Connect All Your Google Calendars, Work and Personal

Danielle Morrill

Your life does not fit in one Google account. There’s the work one. The personal one where your dentist appointments and school pickups live. Maybe a client workspace you got pulled into last year and never left. Every one of them has meetings on it, and until now, Groupthink could only see one at a time.

That’s fixed. You can now connect multiple Google accounts to Groupthink, and every meeting on any of them gets what Groupthink does best: notes taken, decisions kept, people remembered. It’s live in your account today.

Illustrated walkthrough: one connected account, then Settings to connect a second, then back to a schedule that shows both.

What shipped

Go to Settings, then Calendar, and you’ll find a new button: Connect another Google account. Click it, approve the same Google permission flow you used the first time, and the second account’s calendars show up right alongside the first.

The calendar picker is now grouped by account. Each connected account gets its own section with its calendars listed underneath, so you can check exactly the ones that matter: your work calendar from the work account, just the family calendar from the personal one, nothing from the account you keep meaning to clean out.

Groupthink calendar settings showing calendars grouped under two Google accounts, work and personal, with a Connect another Google account button
Settings, then Calendar: each account gets its own section (illustration).

Two details that make this actually work:

  • Duplicates collapse. If the same invite lands on two of your calendars, you see it once. Groupthink keeps the copy with the full attendee list, so nothing about the meeting gets thinner.
  • The notetaker follows all of them. Bot join and attendance work across every connected account, not just the first one you set up. A meeting from your personal calendar gets the same notes, transcript, and recap as one from work.

The meetings your tools couldn’t see

Meeting tools tend to assume you are exactly one person with exactly one employer. Anyone who consults, advises, sits on a board, or just has a personal life knows better. The cost of that assumption is real: the meetings on your second account are usually the ones that go undocumented, because your tools couldn’t see them.

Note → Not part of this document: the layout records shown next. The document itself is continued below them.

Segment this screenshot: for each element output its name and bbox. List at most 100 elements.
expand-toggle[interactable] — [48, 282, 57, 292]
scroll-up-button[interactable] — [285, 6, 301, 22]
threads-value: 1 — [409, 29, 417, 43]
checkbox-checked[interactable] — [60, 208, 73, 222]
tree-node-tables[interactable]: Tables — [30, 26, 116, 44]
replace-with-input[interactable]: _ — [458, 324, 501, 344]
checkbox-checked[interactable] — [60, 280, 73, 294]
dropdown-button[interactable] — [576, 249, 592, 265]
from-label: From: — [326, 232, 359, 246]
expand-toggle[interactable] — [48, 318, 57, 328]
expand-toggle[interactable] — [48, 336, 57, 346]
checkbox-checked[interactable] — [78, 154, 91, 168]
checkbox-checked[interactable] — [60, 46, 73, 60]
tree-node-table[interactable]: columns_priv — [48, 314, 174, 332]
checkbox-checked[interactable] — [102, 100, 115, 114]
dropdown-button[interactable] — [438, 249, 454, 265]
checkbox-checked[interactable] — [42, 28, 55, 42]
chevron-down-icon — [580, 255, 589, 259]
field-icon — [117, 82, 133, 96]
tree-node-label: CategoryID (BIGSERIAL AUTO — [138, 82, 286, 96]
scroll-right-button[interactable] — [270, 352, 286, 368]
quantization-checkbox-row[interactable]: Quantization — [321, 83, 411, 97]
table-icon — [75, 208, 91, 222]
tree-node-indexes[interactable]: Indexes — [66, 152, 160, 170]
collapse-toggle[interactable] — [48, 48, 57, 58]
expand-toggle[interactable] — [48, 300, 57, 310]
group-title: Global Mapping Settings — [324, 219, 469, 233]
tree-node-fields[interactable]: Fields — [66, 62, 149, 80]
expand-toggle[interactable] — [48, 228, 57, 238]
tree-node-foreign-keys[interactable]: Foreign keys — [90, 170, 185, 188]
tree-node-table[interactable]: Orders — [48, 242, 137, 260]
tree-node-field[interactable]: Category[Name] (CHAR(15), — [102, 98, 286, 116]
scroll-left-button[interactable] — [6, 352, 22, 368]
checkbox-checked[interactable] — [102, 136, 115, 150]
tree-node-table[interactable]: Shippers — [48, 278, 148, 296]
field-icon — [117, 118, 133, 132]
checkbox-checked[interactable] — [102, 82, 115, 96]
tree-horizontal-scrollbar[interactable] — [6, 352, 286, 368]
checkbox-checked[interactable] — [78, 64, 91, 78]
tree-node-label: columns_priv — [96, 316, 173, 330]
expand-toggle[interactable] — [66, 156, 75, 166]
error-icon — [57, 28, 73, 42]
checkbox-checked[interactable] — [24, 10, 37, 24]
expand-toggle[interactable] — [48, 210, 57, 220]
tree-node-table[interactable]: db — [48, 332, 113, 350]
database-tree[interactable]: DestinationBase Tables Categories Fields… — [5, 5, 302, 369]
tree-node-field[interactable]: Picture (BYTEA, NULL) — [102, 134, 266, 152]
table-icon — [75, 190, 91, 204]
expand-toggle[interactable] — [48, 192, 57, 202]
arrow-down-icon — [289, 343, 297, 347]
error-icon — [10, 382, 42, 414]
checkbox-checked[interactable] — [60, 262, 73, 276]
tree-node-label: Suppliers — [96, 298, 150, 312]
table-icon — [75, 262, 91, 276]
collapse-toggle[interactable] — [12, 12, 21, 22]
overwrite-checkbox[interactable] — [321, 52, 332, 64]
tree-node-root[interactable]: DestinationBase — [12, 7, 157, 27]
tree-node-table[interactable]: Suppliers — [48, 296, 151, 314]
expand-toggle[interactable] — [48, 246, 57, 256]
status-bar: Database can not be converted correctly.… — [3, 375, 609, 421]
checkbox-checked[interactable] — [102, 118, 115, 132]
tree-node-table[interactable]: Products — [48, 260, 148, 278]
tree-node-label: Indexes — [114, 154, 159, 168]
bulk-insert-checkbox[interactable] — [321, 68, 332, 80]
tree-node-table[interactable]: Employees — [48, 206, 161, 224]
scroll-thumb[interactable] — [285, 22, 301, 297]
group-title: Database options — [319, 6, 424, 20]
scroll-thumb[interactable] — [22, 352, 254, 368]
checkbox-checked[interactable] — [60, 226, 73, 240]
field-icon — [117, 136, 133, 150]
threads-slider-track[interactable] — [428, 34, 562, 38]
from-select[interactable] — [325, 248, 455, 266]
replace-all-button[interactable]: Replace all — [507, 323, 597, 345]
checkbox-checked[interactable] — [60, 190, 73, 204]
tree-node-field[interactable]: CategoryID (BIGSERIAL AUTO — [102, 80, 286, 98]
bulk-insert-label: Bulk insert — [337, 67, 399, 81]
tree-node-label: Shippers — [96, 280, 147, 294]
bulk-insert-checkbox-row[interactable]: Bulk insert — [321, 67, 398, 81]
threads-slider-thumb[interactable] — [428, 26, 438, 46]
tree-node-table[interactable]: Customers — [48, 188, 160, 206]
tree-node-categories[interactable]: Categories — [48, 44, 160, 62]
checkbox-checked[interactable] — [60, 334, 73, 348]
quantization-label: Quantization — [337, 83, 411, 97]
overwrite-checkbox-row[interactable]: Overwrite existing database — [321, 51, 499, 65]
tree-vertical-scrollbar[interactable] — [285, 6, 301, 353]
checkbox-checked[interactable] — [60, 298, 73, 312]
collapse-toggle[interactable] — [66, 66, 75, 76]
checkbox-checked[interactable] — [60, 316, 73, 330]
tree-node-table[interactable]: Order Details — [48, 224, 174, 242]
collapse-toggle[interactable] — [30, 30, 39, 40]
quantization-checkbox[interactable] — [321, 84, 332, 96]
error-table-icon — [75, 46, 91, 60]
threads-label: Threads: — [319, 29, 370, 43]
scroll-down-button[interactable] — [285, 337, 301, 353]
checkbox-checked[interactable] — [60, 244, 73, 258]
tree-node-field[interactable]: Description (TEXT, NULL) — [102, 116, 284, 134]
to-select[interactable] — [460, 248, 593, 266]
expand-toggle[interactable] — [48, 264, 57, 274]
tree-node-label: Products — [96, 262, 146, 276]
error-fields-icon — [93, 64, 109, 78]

Now the conversation with your kid’s teacher, the call with the nonprofit you advise, and Monday’s pipeline review all land in the same place, with the same memory attached. Your relationships and follow-ups don’t care which email address the invite went to. Neither should your notes.

How to try it

  1. Open Settings, then Calendar in Groupthink.
  2. Click Connect another Google account and approve access.
  3. Check the calendars you want from each account. Uncheck the noise.

That’s it. Your upcoming meetings list becomes the one complete version of your schedule, and the notetaker treats every meeting on it as first-class.